Commentaire by Armando — 29 mars 2008 @ 15:39
C’est là la meilleure façon d’établir une différence entre un libraire et un vendeur de livres…
Commentaire by Lali — 29 mars 2008 @ 15:44
Peut-être dans ta vie de libraire as-tu eu l’occasion de rencontrer l’oeuvre de Hugo Claus, à qui la Flandre a dit adieu et fait hommage aujourd’hui. C’était un monument en flandre, un maître poête, écrivain et peintre, quelqu’un que l’un de ces amis nommait à juste titre « un chêne » que l’on enlève d’un bois et qui laisse passer la lumière pour faire pousser les autres. La litérature flamande a complètement changée depuis son passage ; il a été traduit en plein de langues et nommé différentes fois pour le prix Nobel de la litérature. C’était un homme qui célèbrait la vie et qui peut-être apprendra au Belges- tous les belges-à être fier d’eux et à cerner leur identité.

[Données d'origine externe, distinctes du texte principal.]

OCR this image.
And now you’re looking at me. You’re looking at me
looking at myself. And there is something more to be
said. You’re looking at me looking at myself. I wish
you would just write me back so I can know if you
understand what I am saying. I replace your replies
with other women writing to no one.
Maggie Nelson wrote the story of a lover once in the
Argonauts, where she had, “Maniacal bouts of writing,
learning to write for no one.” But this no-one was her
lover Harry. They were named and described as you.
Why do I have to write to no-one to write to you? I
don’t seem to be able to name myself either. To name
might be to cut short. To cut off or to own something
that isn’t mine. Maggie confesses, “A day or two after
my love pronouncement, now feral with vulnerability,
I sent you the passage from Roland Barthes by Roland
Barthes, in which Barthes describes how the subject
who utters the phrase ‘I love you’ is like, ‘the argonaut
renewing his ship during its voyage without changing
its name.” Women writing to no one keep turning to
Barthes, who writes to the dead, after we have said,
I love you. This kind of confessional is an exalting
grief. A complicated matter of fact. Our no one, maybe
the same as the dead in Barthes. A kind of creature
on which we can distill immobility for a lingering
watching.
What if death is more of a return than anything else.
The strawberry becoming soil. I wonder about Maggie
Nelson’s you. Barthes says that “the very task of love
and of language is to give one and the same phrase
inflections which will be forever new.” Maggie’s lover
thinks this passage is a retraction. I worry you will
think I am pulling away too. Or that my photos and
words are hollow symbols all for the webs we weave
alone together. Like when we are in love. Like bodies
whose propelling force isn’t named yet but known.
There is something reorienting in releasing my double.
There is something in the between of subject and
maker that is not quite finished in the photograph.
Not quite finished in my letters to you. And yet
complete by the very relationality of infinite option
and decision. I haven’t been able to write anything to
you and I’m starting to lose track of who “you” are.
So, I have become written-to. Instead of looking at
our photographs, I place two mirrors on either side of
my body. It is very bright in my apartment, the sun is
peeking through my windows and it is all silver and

En commençant par ce qu’ils on tous comme grand talent et d’une façon égale en wallonie et en flandre : La joie de vivre Belge.
Commentaire by cath — 29 mars 2008 @ 15:59
Je prépare justement quelque chose sur lui… Serais-tu devine?
Je n’ai pas seulement lu Hugo Claus, j’ai pu le rencontrer.
J’ai eu la chance d’assister à une de ses conférences il y a plus de 20 ans, un moment qui m’a énormément marquée et je suis à chercher l’angle pour raconter ce moment.
Et ce que tu dis de ce grand homme est magnifique.
Merci pour ce vibrant commentaire.
Le billet sur lui te sera dédié.
Commentaire by Lali — 29 mars 2008 @ 16:03
Pire que la « Foire aux cancres » !! Mais les érudits existent-ils ? Pas ennuyeux ni pédants, mais qui vous apprennent beaucoup de choses ?
Commentaire by Reine — 29 mars 2008 @ 17:22
Un de mes amis était libraire. Il racontait avec plaisir les demandes bizarres de ses clients. Je les ai oubliées… :-/
Sauf celle d’une jeune fille qui devait lire « les saintes chaises » de Catherine Paysan et qui se demandait comment allaient réagir ses parents communistes convaincus. « les Sanchez » est le titre exact de ce livre !
Je l’ai lu, inspirée par ce titre « les saintes chaises »… J’en ai tiré une histoire 🙂
Commentaire by agnès — 30 mars 2008 @ 5:16
Je n’ai pas d’anecdotes de librairie à vous raconter mais je me suis régalée de vos commentaires.
Par contre, j’ai une anecdote concernant un vendeur de CD que je raconterai dans une rubrique concernant la musique.